Solo nell’ultimo anno sono stati lanciati in Europa 45 nuovi replicanti. I flussi aumentano, soprattutto sul Giappone. Ma nel lungo periodo non portano extra rendimenti.
Il rebus delle monete non deve essere sottovalutato. Riuscire a selezionare il giusto ETF è meno facile di quanto potrebbe sembrare. Tra la scelta dell’indice più adatto, dell’emittente migliore e del metodo di replica, ci sono vari passi da compiere. In più, un ulteriore decisione da prendere in considerazione quando si acquista un replicante esposto a titoli stranieri (fuori l’area euro per noi) è se coprirsi o meno dal rischio di cambio.
Come e perché coprirsi
Senza alcuna protezione, il rendimento del replicante sarà dato dalla performance dei titoli dell’indice a cui si dovrà aggiungere il rendimento della moneta straniera rispetto alla valuta locale. Gli ETF 'hedged', che si coprono, eliminano il secondo fattore.
La copertura al rischio di cambio non è certo una novità, gli investitori l’hanno sempre fatta, utilizzando contratti derivati o posizioni corte per proteggere il proprio portafoglio.

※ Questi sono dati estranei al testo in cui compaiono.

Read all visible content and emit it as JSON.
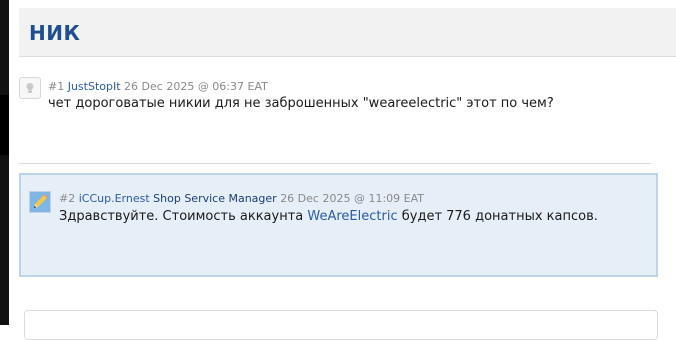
{
  "topic": {
    "title": "НИК"
  },
  "posts": [
    {
      "number": "#1",
      "author": "JustStopIt",
      "date": "26 Dec 2025 @ 06:37 EAT",
      "text": "чет дороговатые никии для не заброшенных \"weareelectric\" этот по чем?",
      "avatar_icon": "light-bulb-icon"
    },
    {
      "number": "#2",
      "author": "iCCup.Ernest",
      "role": "Shop Service Manager",
      "date": "26 Dec 2025 @ 11:09 EAT",
      "text_before": "Здравствуйте. Стоимость аккаунта ",
      "text_link": "WeAreElectric",
      "text_after": " будет 776 донатных капсов.",
      "avatar_icon": "pencil-icon"
    }
  ],
  "colors": {
    "title": "#1f4f8f",
    "link": "#2a5ba8",
    "highlight_bg": "#e6eef8",
    "highlight_border": "#bcd3ea"
  }
}
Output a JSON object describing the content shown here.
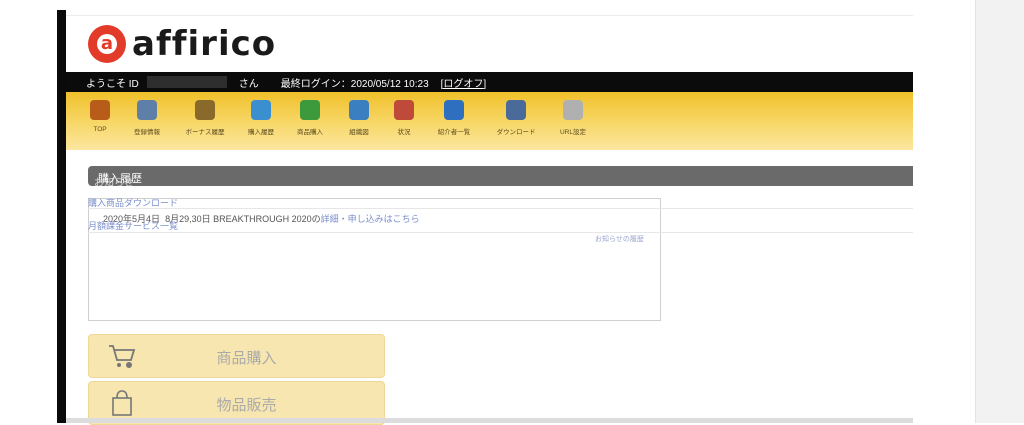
{
  "brand": {
    "mark": "a",
    "name": "affirico"
  },
  "status": {
    "welcome": "ようこそ ID",
    "suffix": "さん",
    "last_login": "最終ログイン：2020/05/12 10:23",
    "logout": "[ログオフ]"
  },
  "nav": {
    "items": [
      {
        "label": "TOP",
        "icon": "home-icon",
        "color": "#b85c1a"
      },
      {
        "label": "登録情報",
        "icon": "book-icon",
        "color": "#5d7fa8"
      },
      {
        "label": "ボーナス履歴",
        "icon": "money-bag-icon",
        "color": "#8a6a2a"
      },
      {
        "label": "購入履歴",
        "icon": "card-icon",
        "color": "#3a8fd0"
      },
      {
        "label": "商品購入",
        "icon": "cart-icon",
        "color": "#3c9a3c"
      },
      {
        "label": "組織図",
        "icon": "org-chart-icon",
        "color": "#3a7fc0"
      },
      {
        "label": "状況",
        "icon": "chart-icon",
        "color": "#c04a3a"
      },
      {
        "label": "紹介者一覧",
        "icon": "users-icon",
        "color": "#2f6fc0"
      },
      {
        "label": "ダウンロード",
        "icon": "download-icon",
        "color": "#4a6a9a"
      },
      {
        "label": "URL設定",
        "icon": "mail-icon",
        "color": "#9a9a9a"
      }
    ]
  },
  "section": {
    "title": "購入履歴",
    "overlay_title": "お知らせ"
  },
  "links": {
    "download": "購入商品ダウンロード",
    "service": "月額課金サービス一覧",
    "history": "お知らせの履歴"
  },
  "news": {
    "date": "2020年5月4日",
    "text": "8月29,30日 BREAKTHROUGH 2020の",
    "link": "詳細・申し込みはこちら"
  },
  "actions": [
    {
      "label": "商品購入",
      "icon": "cart-icon"
    },
    {
      "label": "物品販売",
      "icon": "shopping-bag-icon"
    }
  ]
}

Tuttavia, strumenti che siano stati costruiti per questo facilitano sicuramente le cose e gli emittenti di replicanti lo hanno capito: in Europa sono disponibili 71 ETF coperti dal rischio di cambio, di cui oltre 30 lanciati l’anno scorso.
L'offerta di ETF Con copertura in euro.pdf
“La scelta di proteggersi dal rischio di cambio è tutt’altro che banale”, commenta Caroline Gutman, analista ETFdi Morningstar, in una nota. “Gli investitori esposti alle oscillazioni valutarie tra la fine degli anni ’90 e l’inizio del nuovo millenio ne sanno qualcosa: nel 1997 il valore del bath thailandese perse in pochissimo tempo il 20%, seguito subito dal peso filippino, dal dollaro di Singapore e dal won sud coreano; gli investitori occidentali esposti alle azioni asiatiche, o anche emergenti in generale, videro crollare il valore di portafoglio”. Allo stesso modo, nel 2013 lo yen giapponese ha subito una forte svalutazione (conseguenza della cosidetta Abenomics, la politica monetaria del governo nipponico), di conseguenza l’Msci Japan in yen ha segnato una performance annuale del 54%, mentre lo stesso indice in dollari è salito solo del 24%.
Flussi in aumento
Questi strumenti stanno attirando sempre più interesse: secondo i dati Morningstar, nel corso del 2014 i replicanti hedged hanno segnato una raccolta superiore ai cinque miliardi di euro, concentrata proprio sui prodotti azionari giapponesi. L’anno scorso, l’iShares Msci Japan Euro Hedged ETF ha raccolto oltre 210 milioni, mentre il suo “cugino” non coperto, l’iShares Msci Japan ETF ha registrato circa 260 milioni di deflussi.
“La protezione comporta un costo aggiuntivo”, prosegue Gutman. Restando sull’esempio giapponese, l’ETF di iShares coperto ha un Ter dello 0,64%, quello non coperto dello 0,59%. “Inoltre, c’è da tenere in cosiderazione l’eventuale costo legato al rolling, cioè al rinnovamento dei contratti derivati che l’emittente deve effettuare per proteggersi dal rischio di cambio”.
Senza dimenticare il costo-opportunità, cioè la potenziale perdita che si avrebbe se la valuta straniera si apprezzasse in confronto alla moneta locale. Ad esempio, un investitore italiano che si fosse coperto contro il dollaro USA nel 2013, avrebbe perso il 4,3% di ulteriore rendimento.
“Detto ciò, è importante sottolineare che predirre i movimenti valutari futuri è praticamente impossibile, specialmente nel lungo periodo”, conclude l’analista di Morningstar. “Inoltre, diversi studi hanno dimostrato che su orizzonti temporali estesi l’esposizione valutaria (e quindi anche la copertura) non porta extra rendimenti. Perciò consigliamo di usare gli ETF∫ hedged per posizioni tattiche di breve periodo”.